OK, closeup of the new diamond-plate hatch and hinge system....stainless steel locking nuts all coated in marine silicone....the start of the new trolling motor mount which will be welded onto the bow....and me driving away from the welding shop to my shed where painting will commence....


----------



## Lowcountry Guy (Jun 18, 2015)

Boat primered and first coat of green going on....decided to go with a Max-4 camo stencil. Paint is not my friend. Also, the swirls on the front casting deck aren't problems with the paint, it's actually a non-slip surface (in case anyone was wondering).

Hope to have the entire boat finished by the end of the weekend, more pics to follow of the finished product....


----------



## GrumpySmiles (Jun 20, 2015)

Looking good! You've really brought her back to life.


----------



## derekdiruz (Jun 20, 2015)

It always amazes me that a paint of coat will make a boat look 100x better. Great job thus far too, I love it! I like the idea of cutting the bow out and welding a new one on. Did you match the gauge of the aluminum when you did that? I'd like to cut my transom from my boat and do that.


----------



## Lowcountry Guy (Jun 22, 2015)

Derek,

I basically cut the old bow out and took measurements. Then I cut out an entirely new bow using a plasma cutter from 1/4" aluminum sheet and welded it into place. Next, I welded an angle over the top for reinforcement at the same level as the original gunwales. Under the bow deck I welded in an aluminum sub-structure that also reinforced the bow. It's pretty solid, to say the least. Last, I welded the original handle back on. I think it turned out really well, and it's certainly more solid than the original bow. As I hunt in swamps with a lot of stumps, I have a little peace of mind if I hit one.


----------



## Lowcountry Guy (Jun 22, 2015)

GrumpySmiles said:


> Looking good! You've really brought her back to life.



Thanks, I'm about to post pics as I FINALLY got her completed yesterday.


----------



## Lowcountry Guy (Jun 22, 2015)

SHE'S DONE!!!!!!!!!

OK, decals on (I really like the reproduction Ouachita decals, they look great), paint on, motor on, ready to rock and roll....took her out on the river yesterday and she ran like a CHAMP! She far exceeds my expectations and handles really well...though it was a very calm, glassy day. I will be installing a bilge pump, but that will come later with an LED light bar, etc. Right now, time to enjoy.

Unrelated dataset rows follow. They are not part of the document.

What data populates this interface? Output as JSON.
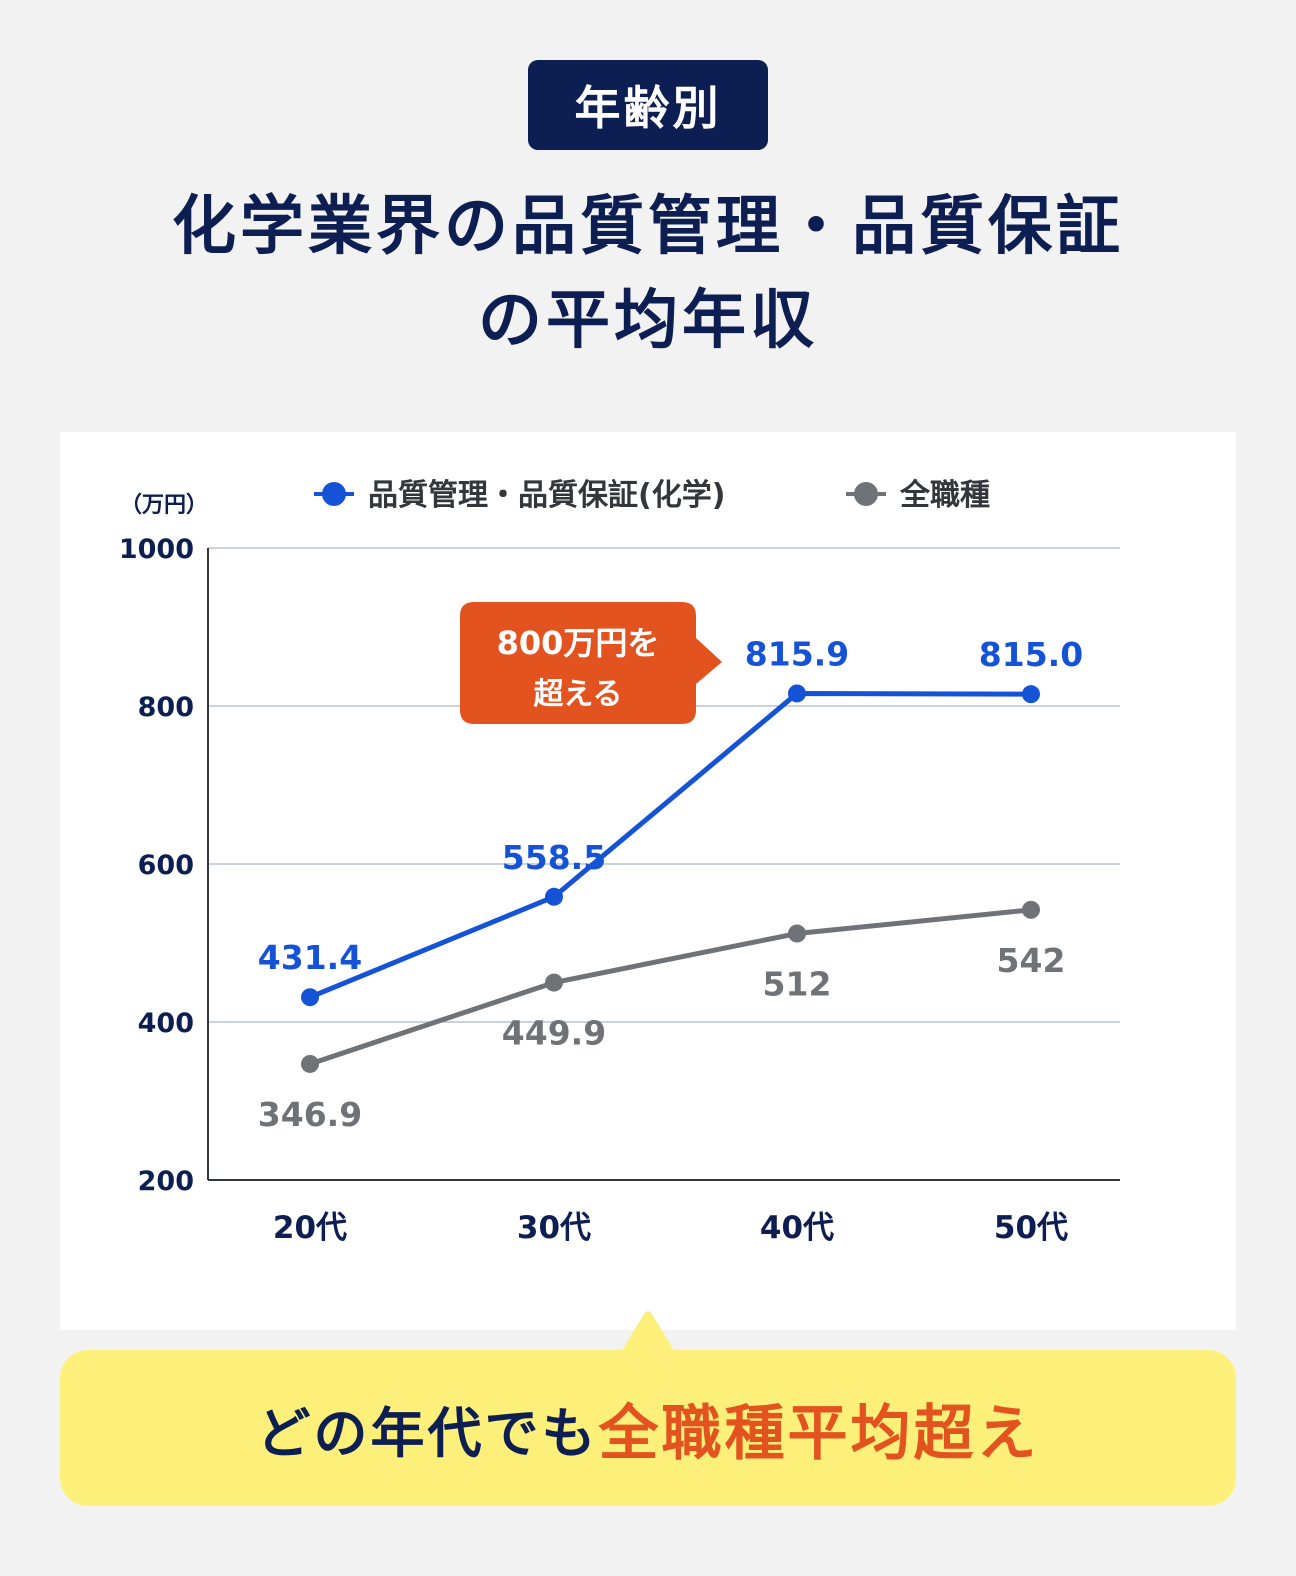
{
  "header": {
    "tag": "年齢別",
    "title_line1": "化学業界の品質管理・品質保証",
    "title_line2": "の平均年収"
  },
  "callout": {
    "line1": "800万円を",
    "line2": "超える"
  },
  "footer": {
    "plain": "どの年代でも",
    "accent": "全職種平均超え"
  },
  "colors": {
    "navy": "#0d1f52",
    "blue": "#1553d6",
    "gray": "#6f7378",
    "orange": "#e2531f",
    "yellow": "#fdf07a"
  },
  "chart_data": {
    "type": "line",
    "unit_label": "（万円）",
    "categories": [
      "20代",
      "30代",
      "40代",
      "50代"
    ],
    "ylim": [
      200,
      1000
    ],
    "yticks": [
      1000,
      800,
      600,
      400,
      200
    ],
    "grid": true,
    "legend_position": "top",
    "series": [
      {
        "name": "品質管理・品質保証(化学)",
        "color": "#1553d6",
        "values": [
          431.4,
          558.5,
          815.9,
          815.0
        ],
        "labels": [
          "431.4",
          "558.5",
          "815.9",
          "815.0"
        ]
      },
      {
        "name": "全職種",
        "color": "#6f7378",
        "values": [
          346.9,
          449.9,
          512,
          542
        ],
        "labels": [
          "346.9",
          "449.9",
          "512",
          "542"
        ]
      }
    ]
  }
}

The trailer looks rough, but it functions. New tires going on today. Trailer restoration will be my next project after duck season.

All in all not too bad, though it took longer than expected due to a very busy work schedule. One thing is for sure, if I find another Ouachita jon boat, I'm going to buy it and fix it up to re-sell...I've got these things figured out and I'm very impressed by the build quality. If anything, they appear to be "over-built".


----------



## Lowcountry Guy (Jun 22, 2015)

And two more....the last one for your viewing pleasure...I took her out to the mouth of the river and took this shot that I hope you will all enjoy....


----------



## TxPhishKiller (Aug 13, 2015)

Glad you found your decals. I wanted to reply earlier, but had to wait for forum membership approval...
I also go my decals from https://www.ebay.com/itm/NEW-Pair-of-Ouachita-Style-2-12-Long-Reproduction-Boat-Hull-Logo-Decals-/111288773630?_trksid=p2141725.m3641.l6368

They look great on my boat. Can't post a photo because I have no server to host the photos...


----------



## ADIBOO (Aug 13, 2015)

Boat looks good! I'll have to start a build thread with mine. I got a 72 ouachita 1448.


----------